Barg stresses the importance of understanding underlying major medical coverage and the employer’s pain points. “Listen to the employer,” he says. “Get involved with their major medical renewal or, if they self-fund, pay attention. Work with carriers that stand firm and back a broker or consultant and see new products that evolve.”

He also suggests considering how a fixed indemnity or limited medical product might serve part-time and/or contracted employees who don’t qualify for major medical coverage through the employer. “We are seeing requests for that, because some coverage is better than nothing at all,” Barg comments.

“Agents and brokers interested in the voluntary benefits space should focus on two key partners,” Shestack notes. “First is an enrollment firm that helps with employee education and communication and helps manage implementation, enrollment and administration. Second is the carrier. More carriers are in the space than ever before, and competition is getting fierce—in product design, rates and underwriting concessions.

“Agents in the space who have a pretty good feel for the industry, in addition to focusing on a solid enrollment firm partner, need to construct a solid voluntary benefits offering that fits the employee demographics,” Shestack adds.

“Talk about consumer-directed health plans and also how accident, critical illness and hospitalization products can complement them,” Underhill suggests. “Get with consumers and understand potential solutions. Customers are more and more educated, and they’re looking for alternatives.

“Once you get past figuring out how to protect them from financial devastation, consider other opportunities,” he adds. “A good example is pet insurance. There is a significant market for that.”

Underhill says brokers also need to figure out how they’ll operate in the private exchange arena. “Will they become navigators to help employers decide if an exchange is right for them?” he asks. “And if that’s the way the employer wants to go, which exchange should it consider? Brokers should be up to speed on that.”

Cavallaro points out that large brokers are acquiring, building and integrating resources to offer a comprehensive slate of benefits. “These include both traditional products that cover basic needs and ‘worksite’-type benefits that fill gaps specific to a given employee’s situation,” he says. “In addition to the ability to present product, these solutions include decision support, enrollment technology and benefit administration.”

While these solutions frequently include broker branding, he says, they’re often the combined work of various partners, including enrollment, administration, education and decision support vendors as well as insurance carriers and their product design, communication and support services.

“Independent brokers can access these same vendors and partners to put together robust solutions previously unavailable to them,” Cavallaro asserts. “Technology and collaboration let independent players compete with the largest national brokers.
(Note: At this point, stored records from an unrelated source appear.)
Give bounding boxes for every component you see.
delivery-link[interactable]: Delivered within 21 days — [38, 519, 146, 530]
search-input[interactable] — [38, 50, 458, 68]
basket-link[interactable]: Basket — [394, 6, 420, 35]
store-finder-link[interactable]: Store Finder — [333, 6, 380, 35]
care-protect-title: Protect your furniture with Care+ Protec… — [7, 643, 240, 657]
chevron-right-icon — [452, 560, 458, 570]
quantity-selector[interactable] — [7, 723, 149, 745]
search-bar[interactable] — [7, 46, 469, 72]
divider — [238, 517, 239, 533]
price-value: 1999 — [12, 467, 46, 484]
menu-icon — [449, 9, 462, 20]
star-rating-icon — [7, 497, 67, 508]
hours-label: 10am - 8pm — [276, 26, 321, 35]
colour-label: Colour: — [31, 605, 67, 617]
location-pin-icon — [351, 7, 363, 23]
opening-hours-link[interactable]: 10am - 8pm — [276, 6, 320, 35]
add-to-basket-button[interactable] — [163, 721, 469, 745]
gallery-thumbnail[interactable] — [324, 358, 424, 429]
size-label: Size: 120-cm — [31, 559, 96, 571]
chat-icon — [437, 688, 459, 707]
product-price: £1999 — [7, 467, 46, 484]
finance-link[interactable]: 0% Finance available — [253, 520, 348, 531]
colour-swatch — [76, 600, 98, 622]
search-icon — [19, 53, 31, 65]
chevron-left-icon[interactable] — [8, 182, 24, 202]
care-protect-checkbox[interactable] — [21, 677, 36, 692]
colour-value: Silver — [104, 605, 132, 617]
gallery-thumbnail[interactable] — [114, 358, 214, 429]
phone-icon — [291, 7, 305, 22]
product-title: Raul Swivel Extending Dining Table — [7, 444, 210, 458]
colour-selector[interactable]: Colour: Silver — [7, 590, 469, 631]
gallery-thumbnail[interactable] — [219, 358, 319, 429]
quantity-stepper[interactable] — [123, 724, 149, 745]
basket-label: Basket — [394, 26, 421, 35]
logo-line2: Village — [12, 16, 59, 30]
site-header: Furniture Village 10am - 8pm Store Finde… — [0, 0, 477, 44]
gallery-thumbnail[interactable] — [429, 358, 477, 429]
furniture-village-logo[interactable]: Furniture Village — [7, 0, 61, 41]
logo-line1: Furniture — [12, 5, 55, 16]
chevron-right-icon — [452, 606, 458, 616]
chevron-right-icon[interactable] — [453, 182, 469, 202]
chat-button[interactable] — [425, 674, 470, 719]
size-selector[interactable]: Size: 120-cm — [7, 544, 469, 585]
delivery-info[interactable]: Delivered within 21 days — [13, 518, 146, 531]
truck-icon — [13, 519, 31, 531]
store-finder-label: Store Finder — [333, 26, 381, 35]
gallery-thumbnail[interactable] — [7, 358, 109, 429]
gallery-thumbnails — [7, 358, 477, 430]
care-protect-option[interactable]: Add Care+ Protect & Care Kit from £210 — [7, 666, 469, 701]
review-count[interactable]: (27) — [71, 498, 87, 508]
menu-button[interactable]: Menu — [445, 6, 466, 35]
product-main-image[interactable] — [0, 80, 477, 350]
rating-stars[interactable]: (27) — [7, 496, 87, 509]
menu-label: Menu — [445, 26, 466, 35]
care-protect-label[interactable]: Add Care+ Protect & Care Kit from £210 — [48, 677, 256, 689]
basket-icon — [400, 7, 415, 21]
Education is key, of course, but the proliferation of resources means that independent brokers need not commit large sums of capital—or own every resource in the continuum—in order to compete.”

Barg sums up the issue—and opportunities—like this: “With full ACA rollout, employers will continue to struggle with costs, passing more on to employees and at the same time seeking voluntary or gap options. Agents must familiarize themselves with the major medical marketplace and employer and employee needs, and learn how supplemental products might help mitigate added employee costs and out-of-pocket expenses.”